Posted Jun 4, 2018 2:17 UTC (Mon) by mricon (subscriber, #59252) [Link] (4 responses)

Just to keep people guessing, I pre-created v5.x, v6.x, v2018.x and v3000.x directories in /pub/linux/kernel/.

Kernel 4.17 released

Posted Jun 4, 2018 2:51 UTC (Mon) by fratti (guest, #105722) [Link]

modify the filesystem driver to return a different set of fake version number directories for this exact path on each stat, to keep everyone guessing in different and exciting ways.

Kernel 4.17 released

Posted Jun 4, 2018 5:46 UTC (Mon) by unixbhaskar (guest, #44758) [Link]

Kai :) ...but it seems, Linus is bloody ignorant about that and justifiably so.

Kernel 4.17 released

Posted Jun 4, 2018 19:50 UTC (Mon) by xorbe (guest, #3165) [Link]

None of those are over 9000 though.

Kernel 4.17 released

Posted Jun 5, 2018 13:28 UTC (Tue) by am (subscriber, #69042) [Link]

Wouldn't the natural version after v4.x be v7.x?

Kernel 4.17 released

Posted Jun 4, 2018 7:25 UTC (Mon) by idealista (guest, #121682) [Link] (2 responses)

Note that: "full in-kernel TLS protocol support"

Kernel 4.17 released

Posted Jun 4, 2018 10:17 UTC (Mon) by Sesse (subscriber, #53779) [Link] (1 responses)

Well, “full” as in both send and receive.

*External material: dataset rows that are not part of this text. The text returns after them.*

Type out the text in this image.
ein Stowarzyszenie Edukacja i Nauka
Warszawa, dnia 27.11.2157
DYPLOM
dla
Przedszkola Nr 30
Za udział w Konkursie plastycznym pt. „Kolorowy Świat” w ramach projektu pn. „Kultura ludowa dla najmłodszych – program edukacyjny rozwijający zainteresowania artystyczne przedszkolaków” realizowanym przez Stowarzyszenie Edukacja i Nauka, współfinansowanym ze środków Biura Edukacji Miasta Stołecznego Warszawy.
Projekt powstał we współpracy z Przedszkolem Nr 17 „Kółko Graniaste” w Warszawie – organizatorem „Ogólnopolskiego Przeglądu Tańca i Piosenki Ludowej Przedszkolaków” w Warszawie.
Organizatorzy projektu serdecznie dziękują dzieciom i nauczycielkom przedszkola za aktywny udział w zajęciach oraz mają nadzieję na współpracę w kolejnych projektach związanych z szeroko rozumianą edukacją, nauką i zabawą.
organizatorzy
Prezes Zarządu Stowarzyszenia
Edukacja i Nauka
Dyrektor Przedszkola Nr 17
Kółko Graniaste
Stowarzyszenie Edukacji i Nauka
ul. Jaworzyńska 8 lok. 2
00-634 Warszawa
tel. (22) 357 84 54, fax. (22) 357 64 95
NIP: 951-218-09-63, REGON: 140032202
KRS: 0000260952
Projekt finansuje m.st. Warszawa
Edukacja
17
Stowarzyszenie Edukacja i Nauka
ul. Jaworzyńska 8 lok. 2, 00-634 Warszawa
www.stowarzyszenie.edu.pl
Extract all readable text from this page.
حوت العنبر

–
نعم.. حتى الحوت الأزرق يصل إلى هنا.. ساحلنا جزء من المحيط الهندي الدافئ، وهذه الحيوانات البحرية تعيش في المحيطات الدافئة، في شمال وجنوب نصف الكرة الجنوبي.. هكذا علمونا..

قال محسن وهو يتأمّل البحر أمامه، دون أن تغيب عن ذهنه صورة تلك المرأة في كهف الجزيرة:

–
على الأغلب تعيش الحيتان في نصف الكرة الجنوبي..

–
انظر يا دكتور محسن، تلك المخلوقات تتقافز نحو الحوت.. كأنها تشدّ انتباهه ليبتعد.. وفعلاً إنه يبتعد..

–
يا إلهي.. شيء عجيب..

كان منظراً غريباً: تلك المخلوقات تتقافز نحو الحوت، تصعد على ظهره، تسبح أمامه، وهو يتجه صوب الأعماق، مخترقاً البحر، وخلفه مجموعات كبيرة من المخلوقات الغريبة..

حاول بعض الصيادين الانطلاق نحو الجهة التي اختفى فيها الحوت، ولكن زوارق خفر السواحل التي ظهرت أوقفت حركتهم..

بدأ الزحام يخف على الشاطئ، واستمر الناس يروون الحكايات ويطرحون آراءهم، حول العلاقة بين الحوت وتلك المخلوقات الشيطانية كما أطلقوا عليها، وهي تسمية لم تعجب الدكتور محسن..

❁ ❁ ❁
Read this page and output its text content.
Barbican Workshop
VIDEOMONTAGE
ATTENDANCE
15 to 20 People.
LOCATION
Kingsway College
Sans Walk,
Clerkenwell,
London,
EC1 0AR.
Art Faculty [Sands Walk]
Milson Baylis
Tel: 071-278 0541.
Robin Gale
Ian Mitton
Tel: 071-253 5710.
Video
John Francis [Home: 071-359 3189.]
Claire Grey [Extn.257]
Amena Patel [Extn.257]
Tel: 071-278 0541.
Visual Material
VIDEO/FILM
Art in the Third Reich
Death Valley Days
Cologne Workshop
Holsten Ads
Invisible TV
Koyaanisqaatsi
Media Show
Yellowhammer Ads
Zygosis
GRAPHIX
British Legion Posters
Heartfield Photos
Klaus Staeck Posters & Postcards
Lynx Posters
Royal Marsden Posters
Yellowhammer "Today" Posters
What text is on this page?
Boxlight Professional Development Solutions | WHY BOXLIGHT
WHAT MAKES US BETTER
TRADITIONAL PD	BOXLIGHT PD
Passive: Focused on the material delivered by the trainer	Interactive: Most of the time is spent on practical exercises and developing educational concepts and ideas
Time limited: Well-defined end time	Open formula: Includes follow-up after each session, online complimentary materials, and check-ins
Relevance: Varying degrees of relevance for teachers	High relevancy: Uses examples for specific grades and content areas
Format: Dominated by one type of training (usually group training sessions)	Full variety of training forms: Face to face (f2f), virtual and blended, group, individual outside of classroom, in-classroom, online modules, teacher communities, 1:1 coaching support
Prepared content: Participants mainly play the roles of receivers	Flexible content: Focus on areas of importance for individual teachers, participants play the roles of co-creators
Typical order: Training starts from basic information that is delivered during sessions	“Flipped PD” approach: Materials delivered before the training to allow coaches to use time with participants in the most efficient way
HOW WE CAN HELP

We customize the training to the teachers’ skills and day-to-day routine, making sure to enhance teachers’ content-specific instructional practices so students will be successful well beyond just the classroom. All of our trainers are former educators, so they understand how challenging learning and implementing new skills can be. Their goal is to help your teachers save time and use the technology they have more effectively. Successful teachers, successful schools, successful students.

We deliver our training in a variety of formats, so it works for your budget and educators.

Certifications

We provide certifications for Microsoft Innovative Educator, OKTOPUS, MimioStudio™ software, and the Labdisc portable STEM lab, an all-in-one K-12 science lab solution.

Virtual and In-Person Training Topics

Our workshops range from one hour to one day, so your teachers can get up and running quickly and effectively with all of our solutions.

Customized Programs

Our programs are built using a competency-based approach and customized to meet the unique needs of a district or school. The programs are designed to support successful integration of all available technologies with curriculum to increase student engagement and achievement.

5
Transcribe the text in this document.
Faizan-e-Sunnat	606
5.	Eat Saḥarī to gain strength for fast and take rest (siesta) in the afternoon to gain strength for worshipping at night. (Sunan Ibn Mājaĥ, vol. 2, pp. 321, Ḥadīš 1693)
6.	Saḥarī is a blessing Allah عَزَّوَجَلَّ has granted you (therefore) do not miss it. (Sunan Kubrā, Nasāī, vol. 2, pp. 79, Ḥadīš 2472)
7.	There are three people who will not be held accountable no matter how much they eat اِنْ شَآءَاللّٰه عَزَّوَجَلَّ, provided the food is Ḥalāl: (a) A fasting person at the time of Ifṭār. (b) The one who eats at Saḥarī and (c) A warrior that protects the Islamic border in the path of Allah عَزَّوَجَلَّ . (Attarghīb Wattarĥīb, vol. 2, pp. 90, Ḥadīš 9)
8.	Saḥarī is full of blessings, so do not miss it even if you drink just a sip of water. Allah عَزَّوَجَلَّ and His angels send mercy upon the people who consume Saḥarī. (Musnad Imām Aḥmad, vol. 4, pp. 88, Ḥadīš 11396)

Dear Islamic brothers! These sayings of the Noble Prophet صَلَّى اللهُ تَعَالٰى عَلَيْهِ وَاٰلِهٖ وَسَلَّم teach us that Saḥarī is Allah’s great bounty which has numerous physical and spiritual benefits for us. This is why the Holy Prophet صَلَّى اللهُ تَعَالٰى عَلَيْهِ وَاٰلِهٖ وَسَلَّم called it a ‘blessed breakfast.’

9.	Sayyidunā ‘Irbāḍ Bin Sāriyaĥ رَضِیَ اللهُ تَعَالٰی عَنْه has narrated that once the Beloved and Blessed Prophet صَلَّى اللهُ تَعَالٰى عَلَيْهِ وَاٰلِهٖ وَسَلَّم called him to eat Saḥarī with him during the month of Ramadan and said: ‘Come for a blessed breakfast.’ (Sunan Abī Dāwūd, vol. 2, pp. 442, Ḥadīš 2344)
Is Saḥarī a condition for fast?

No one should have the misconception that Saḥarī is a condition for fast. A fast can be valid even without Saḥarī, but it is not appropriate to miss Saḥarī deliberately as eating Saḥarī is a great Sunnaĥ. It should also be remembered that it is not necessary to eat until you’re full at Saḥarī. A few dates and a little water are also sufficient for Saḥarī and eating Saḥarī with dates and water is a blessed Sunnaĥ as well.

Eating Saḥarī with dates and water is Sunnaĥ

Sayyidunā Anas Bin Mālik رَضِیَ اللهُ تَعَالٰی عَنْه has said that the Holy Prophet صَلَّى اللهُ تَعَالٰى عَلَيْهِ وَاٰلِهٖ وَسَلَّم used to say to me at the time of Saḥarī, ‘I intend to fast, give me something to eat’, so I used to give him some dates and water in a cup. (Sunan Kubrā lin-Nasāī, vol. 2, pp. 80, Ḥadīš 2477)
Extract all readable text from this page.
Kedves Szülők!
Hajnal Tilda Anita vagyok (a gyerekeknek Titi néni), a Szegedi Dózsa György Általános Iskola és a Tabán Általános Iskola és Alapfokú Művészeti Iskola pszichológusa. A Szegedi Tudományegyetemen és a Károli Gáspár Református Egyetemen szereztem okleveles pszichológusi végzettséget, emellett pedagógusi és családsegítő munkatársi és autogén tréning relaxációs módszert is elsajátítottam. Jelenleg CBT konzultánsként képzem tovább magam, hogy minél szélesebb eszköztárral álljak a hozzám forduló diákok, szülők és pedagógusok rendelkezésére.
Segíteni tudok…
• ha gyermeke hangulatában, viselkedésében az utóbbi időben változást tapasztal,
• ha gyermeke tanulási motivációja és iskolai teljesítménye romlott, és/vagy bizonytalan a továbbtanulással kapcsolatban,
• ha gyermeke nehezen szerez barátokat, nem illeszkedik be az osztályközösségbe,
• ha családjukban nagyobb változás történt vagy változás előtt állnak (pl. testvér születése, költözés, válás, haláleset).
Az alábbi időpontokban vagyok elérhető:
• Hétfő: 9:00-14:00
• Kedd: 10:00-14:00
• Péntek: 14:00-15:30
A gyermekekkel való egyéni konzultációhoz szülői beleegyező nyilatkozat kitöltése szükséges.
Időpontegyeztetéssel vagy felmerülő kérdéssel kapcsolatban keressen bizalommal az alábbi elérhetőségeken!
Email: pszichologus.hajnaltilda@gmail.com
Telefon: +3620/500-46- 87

It still doesn't do the key exchange, and still only AES-128-CBC as far as I know.

Kernel 4.17 released

Posted Jun 5, 2018 11:20 UTC (Tue) by nilsmeyer (guest, #122604) [Link]

Key Exchange is pretty complicated compared to encryption so it probably makes sense to do this in userspace. I wonder if this actually helps performance to do it in the kernel, are there benchmarks (post meltdown)?